18.06.14
HSCIC uncovers ‘significant lapses’ in patient confidentiality
The Health and Social Care Information Centre (HSCIC) has set out a rolling programme of spot checks across a large number of organisations that have received medical records after an investigation uncovered “significant administrative lapses” in protecting patient confidentiality.
Following the completion of a review of information released by its predecessor organisation, the NHS Information Centre (NHS IC), to companies, charities, universities and government bodies, HSCIC has revealed that in some cases when recording the releases of data the decision making process was “unclear” and “incomplete”.
The audit found that 3,059 data releases had taken place between 2005 and 2013 – with a detailed examination of 10% of these. It found “lapses in the strict arrangements that were supposed to be in place to ensure that people's personal data would never be used improperly”.
Led by Sir Nick Partridge, HSCIC non-executive director, the review stated that this type of behaviour was “unacceptable” and has made a series of recommendations to the HSCIC Board, which have all been accepted.
Sir Nick said: “The HSCIC must learn lessons from the loosely recorded processes of its predecessor organisation. The public simply will not tolerate vagueness about medical records that may be intensely private to them. We exist to guard their data and we have to earn their trust by demonstrating scrupulous care with which we handle their personal information.
“Although there is a new Board and largely new senior executive team, the HSCIC inherited many of the NHS IC procedures and staff. This included data agreements with organisations, which have been highlighted by my review and which will subsequently be listed in future versions of the register of all data releases, first published by the HSCIC in April. We can now make sure we conform to recent legislative changes, so that data is released when it will benefit the health and social care system.”
The HSCIC Board has set out a series of steps to guarantee greater openness and reassurance to the public, including stricter controls over data use and better clarity for data users.
These steps include the provision that patients and public representatives will be part of a new membership of the HSCIC's data oversight committee, the Data Access Advisory Group (DAAG); and all data agreements will be re-issued, to ensure activity is centrally logged, monitored and audited, resulting in a clear and transparent process.
Additionally, there will be a new, strengthened audit function that will monitor adherence to data sharing agreements and halt the flow of data if there are any concerns exposed; and a programme of active communication to the public and patients will hopefully bring greater clarity about an individual's right to object to their data flowing to or from the HSCIC.

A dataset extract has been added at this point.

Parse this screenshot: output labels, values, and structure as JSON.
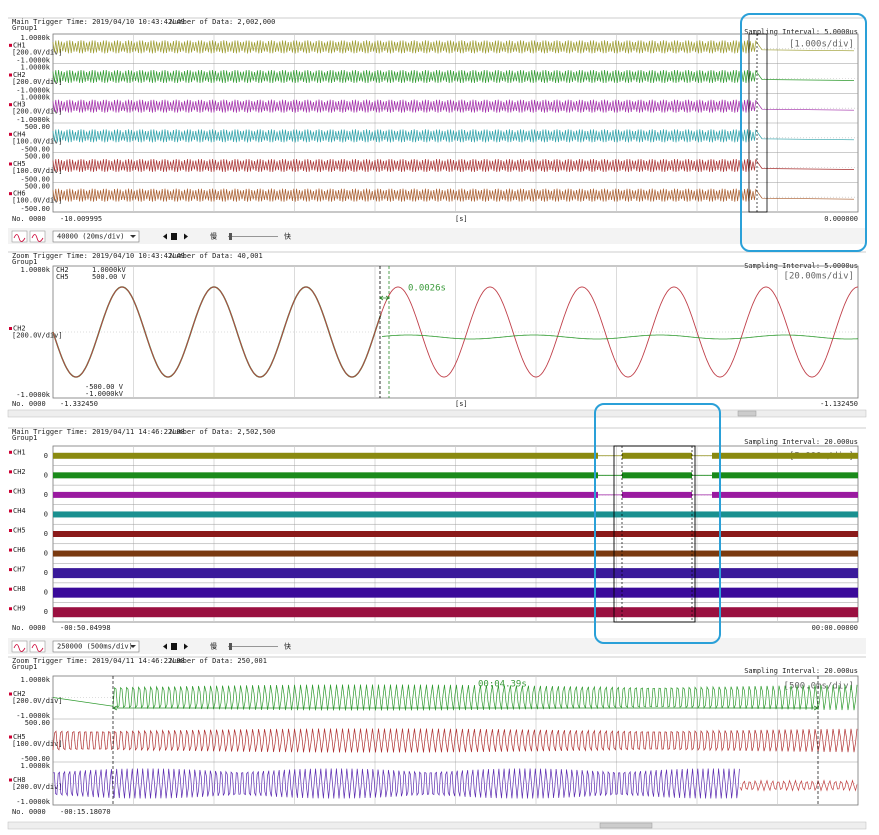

Kingsley Manning, chair of the HSCIC, said: “We welcome the government's commitment to set up appropriate oversight for the system as a whole in relation to protecting confidentiality.
“We look forward to our work being subject to the same scrutiny and also want to encourage the public to scrutinise our activities.”
But Phil Booth, coordinator of medConfidential, said: “This is clearly system failure over a period of years. Patient data is out there and the public don't know where it is. Companies receiving it did not know their duties as data controllers and they have not been able to distinguish between data sharing and reuse. This means we will never know who got hold of the data.”